These authors were among 1,000 who were involved in a fruit-fly genomics paper. Credit: W. Leung et al. Genes Genome Genet. 5, 719–740 (2015)

Author lists have grown lengthy in many fields of science, but when a Drosophila genomics paper1 was published with more than 1,000 authors, it sparked discussion online about the meaning of authorship. The paper, published in the journal Genes Genomes Genetics, names 1,014 authors — with more than 900 undergraduate students among them. Zen Faulkes, an invertebrate neuroethologist at the University of Texas-Pan American in Edinburg, questions on his blog whether every person made enough of a contribution to be credited as an author. But the paper’s senior author, geneticist Sarah Elgin at Washington University in St. Louis, Missouri, says that large collaborations with correspondingly large author lists have become a fact of life in genomics research. “Putting together the efforts of many people allows you to do good projects,” she says.

Quadruple-digit author lists are not unusual in fields such as particle physics, but are rare in biology. The G3 paper focused on the sequencing of a particular segment of the Drosophila genome known as the Muller F element. The students are members of the Genomics Education Partnership, a collaboration of largely US institutes, and they manually corrected errors in draft sequences and annotated this stretch of the genome from four species of Drosophila. The results suggest that key sections of the Muller F element, also known as the dot chromosome, have been conserved in Drosophila species during 40 million years of evolution.

Andreas Prokop, a geneticist and Drosophila researcher at the University of Manchester, UK, who was not one of the authors, showed support for the project in his tweet:

Others were shocked. William Alexander, a synthetic biologist at the University of Wisconsin–Madison, tweeted:

Faulkes wrote on his Neurodojo blog that “papers like this render the concept of ‘authorship’ of a scientific paper meaningless”. He suggests that the students could have been called contributors instead, and that their names could have been included in a supplementary file.

In an interview, Faulkes says that he suspects the students would not qualify as authors using the definition set by the International Committee of Medical Journal Editors. Among other things, those guidelines call for authors to be responsible for “drafting the work or revising it critically for important intellectual content”.

Elgin says that all of the students read, critiqued and approved the manuscript, but did not write or revise it. Correcting and annotating the sequence required extensive data analysis, she says, and each student made a “significant intellectual contribution” to the project and earned his or her place in the author list.
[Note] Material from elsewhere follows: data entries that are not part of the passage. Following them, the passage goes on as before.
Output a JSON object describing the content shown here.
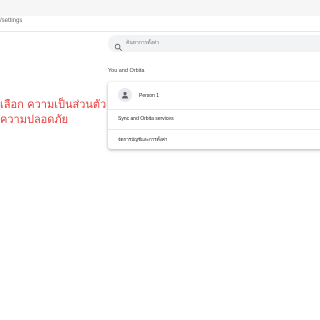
{
  "browser": {
    "tab_text": "/settings"
  },
  "search": {
    "placeholder": "ค้นหาการตั้งค่า",
    "icon": "search-icon"
  },
  "section": {
    "title": "You and Orbita"
  },
  "card": {
    "profile_name": "Person 1",
    "sync_label": "Sync and Orbita services",
    "name_label": "จัดการบัญชีและการตั้งค่า"
  },
  "overlay": {
    "line1": "เลือก ความเป็นส่วนตัว",
    "line2": "ความปลอดภัย",
    "color": "#e53935"
  }
}
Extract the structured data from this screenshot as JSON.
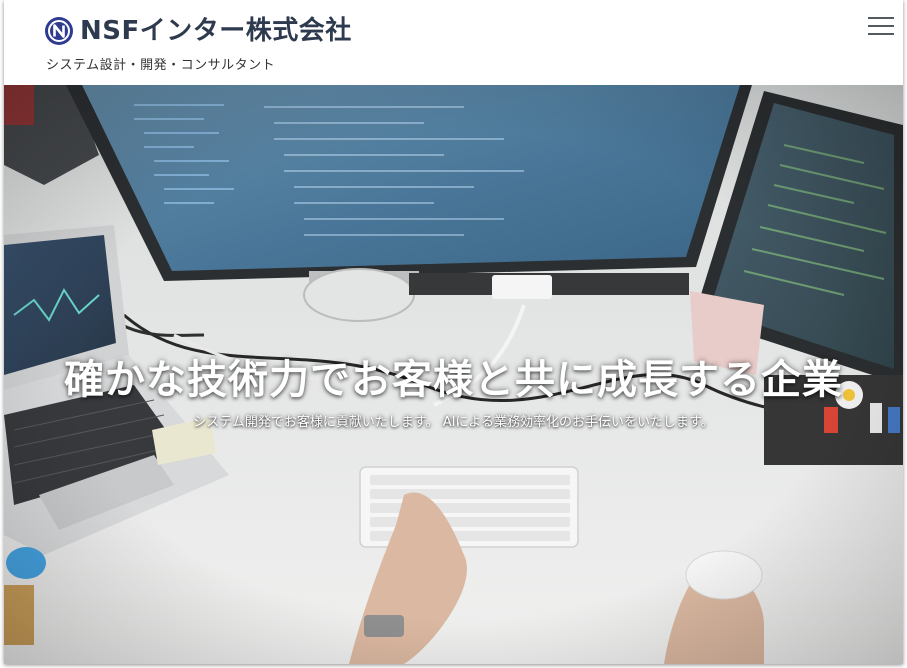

In a post on Genes to Genomes — the blog of the Genetics Society of America, which publishes G3 — Elgin is quoted as saying, “One of our big goals was to publish a paper with the students as co-authors. We wanted them to be able to look themselves up on PubMed!”

Adam Fagen, executive director of the Genetics Society of America, who is familiar with the paper, says that it took a large team to tackle the immense volume of research data. He adds that key researchers appear at the beginning and end of the author list, and the others are listed alphabetically by institution. First author Wilson Leung, a geneticist at Washington University, led the statistical analysis of the final data.

The online discussion highlighted how the definition of an author can vary between scientific disciplines, depending on the type of research involved: huge genetics projects such as ENCODE can include hundreds of collaborators, for instance. Faulkes, who studies crustacean biology, says that it is rare for papers in his field to have ten or more authors. But as he notes on his blog, a landmark 2012 paper on the Higgs boson in Physics Letters B listed 2,932 authors — all members of the ATLAS Collaboration at the Large Hadron Collider at CERN near Geneva, Switzerland. Gordon Watts, a particle physicist at the University of Washington in Seattle and one of the many authors on that Higgs paper, says: “We have a long tradition of long author lists, and we all know how to interpret them.” He adds: “In particle physics, the experiments are very large, and people work on many different tasks.”

In his blog post, Faulkes suggests a new rule: “If the number of authors on your paper can be measured in ‘kiloauthors’, having your name on the paper will not count for tenure and promotion purposes.”